Vendredi 30 mai 2015 - Un groupe peut-il fonctionner sans se moquer?

Le club.

Alors que nous réfléchissions sur la fable philosophique suivante   : 

L’éducation d’un sage
Un vieux sage avait un fils qui ne voulait pas sortir de sa maison, car il était complexé
par son physique. Il craignait que l’on se moque de lui.
Son père lui expliqua alors qu’il ne fallait jamais écouter les gens et qu’il allait lui en
donner la preuve.
« Demain, dit-il, tu viendras avec moi au marché. »
Tôt de bon matin, ils quittèrent la maison, le vieux sage sur le dos de son âne et son
fils marchant à ses côtés.
Quand ils arrivèrent sur la grande place du marché, des marchands ne purent
s’empêcher de murmurer :
« Regardez cet homme ! Il n’a aucune pitié. Il se repose sur le dos de l’âne et laisse
son pauvre fils à pied. »
Le sage dit à son fils : « Tu as entendu ? Eh bien, demain, tu viendras avec moi au
marché ! ».
Le deuxième jour, le sage et son fils firent le contraire : le garçon monta sur le dos de
l’âne et le vieil homme marcha à ses côtés. A l’entrée de la place, les mêmes marchands
étaient toujours là.
« Regardez cet enfant qui n’a aucune éducation ! » dirent-ils « Il est tranquille sur le
dos de son âne, et laisse son pauvre père se traîner dans la poussière ! Si ce n’est pas
malheureux de voir pareil spectacle !
- tu as entendu ? » demanda le père à son fils, « demain, tu viendras avec moi au
marché ! »
Le troisième jour, ils partirent tous deux à pied, tirant l’âne derrière eux au bout
d’une corde.
« Regardez ces deux imbéciles, se moquèrent les marchands. Ils marchent à pied,
comme s’ils ne savaient pas que les ânes sont fait pour être montés ! »
Le sage dit à son fils : « tu as bien entendu ? Alors demain, tu viendras avec moi au
marché ! »
Le quatrième jour, lorsqu’ils quittèrent leur maison, ils étaient tous les deux juchés
sur le dos de l’âne.
A l’entrée de la place, les marchands laissèrent éclater leur indignation : « quelle
honte ! Regardez ces deux-là ! Ils n’ont aucune pitié de cette pauvre bête ! »
Le cinquième jour, ils arrivèrent au marché en portant leur âne sur leurs épaules.
Mais les marchands éclatèrent de rire : « regardez ces deux fous qui portent leur âne
au lieu de le monter ! »/
Aussi le sage conclut-il : « Mon fils, tu as entendu, quoi que tu fasses dans la vie, les
gens trouvent toujours à critiquer. C’est pourquoi tu ne dois pas te soucier de leurs
opinions : fais ce que bon te semble et passe ton chemin ! »

D’après un conte persan
Extrait de « Les Philo-fables »
de M. Piquemal et P. Lagaudrière, Albin Michel 2003

Un groupe de 6 jeunes s'est présenté et pour faire une farce a laissé entrer l'un des leurs puis s'est retiré en le laissant dans la salle. Le groupe a ensuite, pris une posture de "moquerie" se cachant derrière la porte pour observer son embarras. L’abandonné n'osait ni sortir, ni vraiment prendre part au débat. Cela ressemblait si fortement à notre philo-fable du jour (un groupe se moque de celui qui n'est pas dans le groupe) que nous avons alors changé de support pour travailler sur la situation réelle. Le groupe finira par rejoindre l'esseulé et participera ensuite au débat.

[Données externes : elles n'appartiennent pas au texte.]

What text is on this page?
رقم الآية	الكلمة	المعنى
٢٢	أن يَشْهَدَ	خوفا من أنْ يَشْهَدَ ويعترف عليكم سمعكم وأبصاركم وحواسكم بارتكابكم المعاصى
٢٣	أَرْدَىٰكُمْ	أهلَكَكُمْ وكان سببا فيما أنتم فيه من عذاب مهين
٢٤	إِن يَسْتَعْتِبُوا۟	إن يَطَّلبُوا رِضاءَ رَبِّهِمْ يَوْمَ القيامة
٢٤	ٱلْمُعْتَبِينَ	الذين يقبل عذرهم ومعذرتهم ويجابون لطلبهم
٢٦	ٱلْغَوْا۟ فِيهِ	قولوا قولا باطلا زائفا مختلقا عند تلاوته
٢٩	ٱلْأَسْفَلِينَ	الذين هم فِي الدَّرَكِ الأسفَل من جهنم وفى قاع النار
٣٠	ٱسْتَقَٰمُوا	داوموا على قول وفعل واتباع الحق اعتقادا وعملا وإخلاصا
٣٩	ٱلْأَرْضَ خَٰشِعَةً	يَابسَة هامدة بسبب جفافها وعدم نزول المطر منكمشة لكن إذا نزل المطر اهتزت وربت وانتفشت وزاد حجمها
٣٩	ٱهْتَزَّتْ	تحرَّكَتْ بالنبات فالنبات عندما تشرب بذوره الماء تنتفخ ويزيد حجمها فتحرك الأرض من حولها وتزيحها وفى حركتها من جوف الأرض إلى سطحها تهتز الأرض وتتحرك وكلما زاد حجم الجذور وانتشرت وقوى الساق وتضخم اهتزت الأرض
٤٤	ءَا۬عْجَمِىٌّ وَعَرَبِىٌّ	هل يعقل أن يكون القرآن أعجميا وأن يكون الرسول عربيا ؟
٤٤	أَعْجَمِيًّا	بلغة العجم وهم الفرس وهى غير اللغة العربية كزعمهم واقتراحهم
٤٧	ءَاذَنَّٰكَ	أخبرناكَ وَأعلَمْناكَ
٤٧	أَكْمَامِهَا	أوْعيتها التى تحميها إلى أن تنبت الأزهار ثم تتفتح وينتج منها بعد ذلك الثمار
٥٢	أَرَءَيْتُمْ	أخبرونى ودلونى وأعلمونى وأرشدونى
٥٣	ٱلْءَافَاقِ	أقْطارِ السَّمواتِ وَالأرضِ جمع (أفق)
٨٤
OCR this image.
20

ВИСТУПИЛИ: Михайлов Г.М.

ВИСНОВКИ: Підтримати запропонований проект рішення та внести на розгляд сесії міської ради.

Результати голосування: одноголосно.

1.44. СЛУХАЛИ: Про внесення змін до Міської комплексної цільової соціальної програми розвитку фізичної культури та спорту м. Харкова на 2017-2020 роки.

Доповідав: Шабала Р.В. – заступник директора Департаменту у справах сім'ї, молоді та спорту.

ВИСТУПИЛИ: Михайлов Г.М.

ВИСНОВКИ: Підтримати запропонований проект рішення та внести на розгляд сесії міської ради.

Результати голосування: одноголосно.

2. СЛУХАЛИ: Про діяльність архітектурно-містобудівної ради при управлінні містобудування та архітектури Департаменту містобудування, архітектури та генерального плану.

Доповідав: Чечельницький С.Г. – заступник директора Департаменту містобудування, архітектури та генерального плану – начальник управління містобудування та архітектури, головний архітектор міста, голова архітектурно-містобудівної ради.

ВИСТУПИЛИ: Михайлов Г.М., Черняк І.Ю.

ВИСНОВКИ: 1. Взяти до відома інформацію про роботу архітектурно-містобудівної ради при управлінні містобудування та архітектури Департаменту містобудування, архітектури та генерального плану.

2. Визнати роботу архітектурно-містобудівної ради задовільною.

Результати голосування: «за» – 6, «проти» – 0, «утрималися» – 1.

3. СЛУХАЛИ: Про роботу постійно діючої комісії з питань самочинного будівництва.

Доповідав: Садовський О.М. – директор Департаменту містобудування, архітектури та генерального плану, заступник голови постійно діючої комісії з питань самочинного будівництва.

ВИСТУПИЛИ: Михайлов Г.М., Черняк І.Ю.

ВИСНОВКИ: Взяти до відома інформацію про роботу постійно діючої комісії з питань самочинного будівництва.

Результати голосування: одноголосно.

Un participant dit - Ce que l'on ressent quand on se moque? C'est cool on a un moment convivial entre nous. On se marre ! - Quand je me moque de quelqu'un et que les autres rient, cela améliore mon image. Je me sens bien.

L'animateur questionne : Tu ne penses pas que c'est cruel ?
Le participant répond : Oui mais on ne se moque pas toujours du même.

L'animateur : Est ce que vous avez d'autres moyens de créer des moments conviviaux que de vous moquer ?
- Oui, si le groupe est plus petit. A deux ou trois on peut faire des trucs sympas,  comme aller à la pêche et on rigole bien.

L'animateur : Et si le groupe est plus grand à 10, 15, 20 ?
- Là, c'est vrai que l'on se moque souvent ... mais des fois c'est de quelqu'un du groupe et après lui aussi se moque de qu'un d'autre.

L'animateur : Pensez vous que le groupe pourrait exister sans ces moqueries ?
- Non, peut-être ?
- Oui si c'était un plus petit groupe. Nous on est 20 dans notre groupe.

L'animateur : Je vous propose de faire une journée sans moquerie le 12 juin 2015 ! et ensuite d'analyser ce qui c'est passé dans cette journée pour votre groupe ...
Les participants : OK, on va faire ça, on en reparle ensuite.....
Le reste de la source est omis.